Als
ihre Freundin Roos vollkommen unerwartet kurz vor ihrem
dreiundvierzigsten Geburtstag an einem Sonnenstich
starb, war Leonie Kuypers einzige Sorge, welches Kleid
sie zur Beerdigung anziehen sollte. Man mag solche
Reaktionen auf den Tod eines nahestehenden Menschen als
irrational bezeichnen, doch kann man es auch als eine
Art Verdrängungsmechanismus verstehen, sich in Zeiten
größter seelischer Not mit eben diesen
Nebensächlichkeiten zu beschäftigen. Leonie und Roos
standen sich sehr nahe, ähnlich unzertrennlichen
Zwillingsschwestern - Roos, der geheimnisvolle Vamp und
Leonie als stilles Mauerblümchen.

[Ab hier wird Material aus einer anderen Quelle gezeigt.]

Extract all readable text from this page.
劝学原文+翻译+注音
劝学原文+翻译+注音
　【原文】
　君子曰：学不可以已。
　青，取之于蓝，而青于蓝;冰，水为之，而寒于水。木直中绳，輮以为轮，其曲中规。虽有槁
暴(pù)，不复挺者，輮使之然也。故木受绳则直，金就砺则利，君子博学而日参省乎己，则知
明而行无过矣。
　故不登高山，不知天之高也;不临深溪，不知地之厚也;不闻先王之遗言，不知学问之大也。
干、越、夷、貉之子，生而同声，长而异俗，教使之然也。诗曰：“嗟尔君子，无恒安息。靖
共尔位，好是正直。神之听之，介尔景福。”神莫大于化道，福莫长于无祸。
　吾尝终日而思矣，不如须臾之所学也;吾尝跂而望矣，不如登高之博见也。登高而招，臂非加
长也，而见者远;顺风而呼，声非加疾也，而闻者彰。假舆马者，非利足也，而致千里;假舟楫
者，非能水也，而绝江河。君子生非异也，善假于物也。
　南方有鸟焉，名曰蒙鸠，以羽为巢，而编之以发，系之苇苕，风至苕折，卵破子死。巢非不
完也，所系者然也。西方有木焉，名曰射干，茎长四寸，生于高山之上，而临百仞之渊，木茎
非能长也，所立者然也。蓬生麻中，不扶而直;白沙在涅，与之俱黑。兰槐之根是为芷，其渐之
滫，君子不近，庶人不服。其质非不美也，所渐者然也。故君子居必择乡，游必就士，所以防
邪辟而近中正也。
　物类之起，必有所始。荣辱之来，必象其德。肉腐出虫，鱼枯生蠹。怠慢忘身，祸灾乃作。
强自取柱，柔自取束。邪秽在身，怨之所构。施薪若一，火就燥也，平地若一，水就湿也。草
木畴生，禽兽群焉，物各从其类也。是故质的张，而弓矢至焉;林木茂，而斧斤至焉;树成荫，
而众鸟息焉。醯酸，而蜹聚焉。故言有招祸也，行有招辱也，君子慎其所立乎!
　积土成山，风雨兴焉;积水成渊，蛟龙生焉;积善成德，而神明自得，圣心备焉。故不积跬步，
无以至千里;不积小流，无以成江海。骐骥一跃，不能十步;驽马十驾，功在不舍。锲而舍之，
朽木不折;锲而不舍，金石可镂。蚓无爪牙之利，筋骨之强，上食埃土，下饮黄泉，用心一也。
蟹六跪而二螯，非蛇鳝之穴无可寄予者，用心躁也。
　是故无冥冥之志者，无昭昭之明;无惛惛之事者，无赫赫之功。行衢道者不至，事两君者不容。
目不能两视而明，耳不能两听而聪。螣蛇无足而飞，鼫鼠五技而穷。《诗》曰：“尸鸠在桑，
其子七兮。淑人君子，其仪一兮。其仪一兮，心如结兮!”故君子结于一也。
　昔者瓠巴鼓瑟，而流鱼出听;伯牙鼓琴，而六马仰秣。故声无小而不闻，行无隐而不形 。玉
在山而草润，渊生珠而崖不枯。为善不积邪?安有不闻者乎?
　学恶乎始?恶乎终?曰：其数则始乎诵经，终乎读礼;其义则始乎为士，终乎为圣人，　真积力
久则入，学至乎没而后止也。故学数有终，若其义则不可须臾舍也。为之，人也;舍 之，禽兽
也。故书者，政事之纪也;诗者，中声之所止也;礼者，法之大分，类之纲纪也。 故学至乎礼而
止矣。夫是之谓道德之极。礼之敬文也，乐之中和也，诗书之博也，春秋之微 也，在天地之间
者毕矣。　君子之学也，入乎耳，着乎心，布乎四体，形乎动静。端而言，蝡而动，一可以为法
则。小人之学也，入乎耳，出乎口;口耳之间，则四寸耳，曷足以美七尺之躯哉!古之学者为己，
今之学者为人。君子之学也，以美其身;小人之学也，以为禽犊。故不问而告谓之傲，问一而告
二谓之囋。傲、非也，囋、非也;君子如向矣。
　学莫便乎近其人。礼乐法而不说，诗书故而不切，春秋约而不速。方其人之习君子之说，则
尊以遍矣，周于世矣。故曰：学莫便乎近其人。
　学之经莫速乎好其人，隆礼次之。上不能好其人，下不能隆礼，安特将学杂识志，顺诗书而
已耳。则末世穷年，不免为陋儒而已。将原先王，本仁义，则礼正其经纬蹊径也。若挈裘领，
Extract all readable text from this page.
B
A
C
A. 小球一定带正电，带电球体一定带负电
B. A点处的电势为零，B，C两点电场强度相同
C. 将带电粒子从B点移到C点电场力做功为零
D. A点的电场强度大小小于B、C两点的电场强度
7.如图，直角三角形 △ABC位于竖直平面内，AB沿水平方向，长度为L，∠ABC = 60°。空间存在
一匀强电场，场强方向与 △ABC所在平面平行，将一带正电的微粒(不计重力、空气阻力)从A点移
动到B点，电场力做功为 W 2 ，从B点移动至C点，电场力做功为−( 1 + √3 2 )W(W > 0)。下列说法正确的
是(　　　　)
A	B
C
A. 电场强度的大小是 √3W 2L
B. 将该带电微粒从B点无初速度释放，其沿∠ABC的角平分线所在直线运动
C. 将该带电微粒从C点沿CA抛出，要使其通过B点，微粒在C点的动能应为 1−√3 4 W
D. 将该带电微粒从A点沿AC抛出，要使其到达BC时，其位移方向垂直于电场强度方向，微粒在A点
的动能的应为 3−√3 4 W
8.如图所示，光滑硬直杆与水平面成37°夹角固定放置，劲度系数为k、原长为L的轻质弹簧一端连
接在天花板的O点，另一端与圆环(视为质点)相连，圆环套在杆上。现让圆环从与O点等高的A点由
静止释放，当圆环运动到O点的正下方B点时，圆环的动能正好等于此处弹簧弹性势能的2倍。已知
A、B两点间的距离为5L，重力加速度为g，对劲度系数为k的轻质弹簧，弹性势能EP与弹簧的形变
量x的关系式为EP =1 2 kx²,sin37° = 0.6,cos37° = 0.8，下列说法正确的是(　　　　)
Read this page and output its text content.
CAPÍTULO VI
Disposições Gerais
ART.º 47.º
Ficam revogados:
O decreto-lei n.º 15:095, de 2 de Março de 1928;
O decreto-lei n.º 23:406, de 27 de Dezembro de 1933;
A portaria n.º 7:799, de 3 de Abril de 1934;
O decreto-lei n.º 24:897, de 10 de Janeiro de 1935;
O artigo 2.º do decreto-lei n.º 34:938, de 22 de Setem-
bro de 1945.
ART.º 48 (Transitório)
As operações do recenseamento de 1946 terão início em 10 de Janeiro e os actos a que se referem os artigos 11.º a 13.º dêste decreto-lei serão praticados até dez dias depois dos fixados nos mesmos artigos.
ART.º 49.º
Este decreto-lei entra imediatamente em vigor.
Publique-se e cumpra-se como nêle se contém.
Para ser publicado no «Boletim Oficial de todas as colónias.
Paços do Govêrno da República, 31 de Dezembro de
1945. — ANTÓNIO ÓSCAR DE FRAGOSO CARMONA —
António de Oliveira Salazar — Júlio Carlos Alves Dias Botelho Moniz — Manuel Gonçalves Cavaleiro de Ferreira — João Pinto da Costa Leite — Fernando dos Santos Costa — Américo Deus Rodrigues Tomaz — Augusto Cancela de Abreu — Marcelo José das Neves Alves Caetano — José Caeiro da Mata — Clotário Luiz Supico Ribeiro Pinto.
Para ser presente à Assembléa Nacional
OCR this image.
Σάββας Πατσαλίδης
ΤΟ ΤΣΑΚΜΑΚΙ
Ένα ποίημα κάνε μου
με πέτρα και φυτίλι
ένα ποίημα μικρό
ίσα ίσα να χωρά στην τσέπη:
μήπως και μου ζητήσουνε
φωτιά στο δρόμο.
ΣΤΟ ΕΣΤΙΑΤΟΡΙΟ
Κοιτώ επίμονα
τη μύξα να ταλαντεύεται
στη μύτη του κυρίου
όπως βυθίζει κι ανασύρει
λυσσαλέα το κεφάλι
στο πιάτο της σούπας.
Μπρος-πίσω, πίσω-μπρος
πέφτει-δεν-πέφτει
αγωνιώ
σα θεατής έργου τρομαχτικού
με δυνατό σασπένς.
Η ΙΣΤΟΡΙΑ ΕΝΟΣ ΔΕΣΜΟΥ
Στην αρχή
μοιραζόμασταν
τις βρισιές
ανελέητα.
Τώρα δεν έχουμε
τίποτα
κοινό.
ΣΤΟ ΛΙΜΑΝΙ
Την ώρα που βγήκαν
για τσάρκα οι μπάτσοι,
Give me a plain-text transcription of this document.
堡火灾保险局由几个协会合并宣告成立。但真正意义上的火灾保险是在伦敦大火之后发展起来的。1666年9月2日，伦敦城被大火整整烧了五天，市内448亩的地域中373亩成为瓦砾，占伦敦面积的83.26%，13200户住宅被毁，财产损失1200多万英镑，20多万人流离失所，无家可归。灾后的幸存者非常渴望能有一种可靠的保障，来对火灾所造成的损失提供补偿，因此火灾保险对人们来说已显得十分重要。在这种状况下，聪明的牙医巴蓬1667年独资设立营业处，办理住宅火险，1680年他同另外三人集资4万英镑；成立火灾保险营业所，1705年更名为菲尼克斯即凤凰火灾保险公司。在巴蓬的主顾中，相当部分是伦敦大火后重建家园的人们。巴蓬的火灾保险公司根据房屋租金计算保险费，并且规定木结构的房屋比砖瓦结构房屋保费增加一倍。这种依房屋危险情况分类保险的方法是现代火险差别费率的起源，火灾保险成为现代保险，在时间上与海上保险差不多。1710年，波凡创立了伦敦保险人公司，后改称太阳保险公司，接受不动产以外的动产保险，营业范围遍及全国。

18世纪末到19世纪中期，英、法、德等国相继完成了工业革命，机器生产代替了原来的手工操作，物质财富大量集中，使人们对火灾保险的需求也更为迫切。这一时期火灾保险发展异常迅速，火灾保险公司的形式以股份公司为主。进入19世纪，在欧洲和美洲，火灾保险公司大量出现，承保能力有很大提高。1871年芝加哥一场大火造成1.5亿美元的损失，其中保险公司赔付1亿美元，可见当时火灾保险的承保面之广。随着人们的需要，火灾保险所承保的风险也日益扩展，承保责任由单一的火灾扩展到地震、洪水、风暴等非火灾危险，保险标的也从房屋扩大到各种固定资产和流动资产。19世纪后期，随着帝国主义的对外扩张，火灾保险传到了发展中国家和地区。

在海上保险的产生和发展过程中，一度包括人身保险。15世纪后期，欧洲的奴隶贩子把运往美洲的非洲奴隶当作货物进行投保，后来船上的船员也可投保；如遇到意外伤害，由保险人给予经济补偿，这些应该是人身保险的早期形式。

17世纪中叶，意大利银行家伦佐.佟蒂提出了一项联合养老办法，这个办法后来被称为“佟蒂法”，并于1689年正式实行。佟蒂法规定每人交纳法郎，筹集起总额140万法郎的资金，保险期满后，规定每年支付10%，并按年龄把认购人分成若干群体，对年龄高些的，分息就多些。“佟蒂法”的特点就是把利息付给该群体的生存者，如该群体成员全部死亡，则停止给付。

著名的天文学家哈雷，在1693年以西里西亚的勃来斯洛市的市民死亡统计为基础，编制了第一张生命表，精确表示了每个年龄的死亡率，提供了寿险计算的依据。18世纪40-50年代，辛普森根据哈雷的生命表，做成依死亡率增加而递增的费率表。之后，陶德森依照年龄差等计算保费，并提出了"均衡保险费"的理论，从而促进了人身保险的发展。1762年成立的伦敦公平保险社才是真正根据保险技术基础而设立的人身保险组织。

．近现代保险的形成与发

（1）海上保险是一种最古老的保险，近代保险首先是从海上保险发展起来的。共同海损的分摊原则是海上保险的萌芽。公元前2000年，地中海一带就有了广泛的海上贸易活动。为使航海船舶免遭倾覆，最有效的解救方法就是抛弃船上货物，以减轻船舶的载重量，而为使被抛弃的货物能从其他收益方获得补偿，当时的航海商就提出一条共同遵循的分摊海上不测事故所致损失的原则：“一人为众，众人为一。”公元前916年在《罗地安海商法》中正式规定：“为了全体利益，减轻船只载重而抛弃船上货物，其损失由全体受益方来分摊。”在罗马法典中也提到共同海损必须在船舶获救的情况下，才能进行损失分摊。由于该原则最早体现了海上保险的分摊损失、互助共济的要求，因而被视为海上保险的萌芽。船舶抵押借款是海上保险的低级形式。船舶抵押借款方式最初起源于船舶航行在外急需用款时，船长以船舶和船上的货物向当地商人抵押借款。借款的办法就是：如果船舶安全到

Ergänzt haben sie
sich perfekt.
Als Leonie vom Notar ihrer verstorbenen Freundin erfuhr,
dass sie zur Alleinerbin unter der Bedingung ernannt
wurde, sich um die drei Katzen Tijg, Ober und Lellebel
zu kümmern und sie zu diesem Zweck in das
Eigentumsappartement einziehen sollte, nährten sich in
Leonie Zweifel, wo Roos
all das viele Geld her hatte, um sich diesen Luxus
leisten zu können. Hat sie vielleicht mit Drogen
gedealt oder sich sogar gegen Bares an Männer
verkauft? Soviel stand für Leonie jedenfalls
fest, dass es sich bei dem angeblichen Sonnenstich um
keinen Unfall handeln konnte. Doch würde ein Mord, wie
auch immer motiviert, schwer nachzuweisen sein.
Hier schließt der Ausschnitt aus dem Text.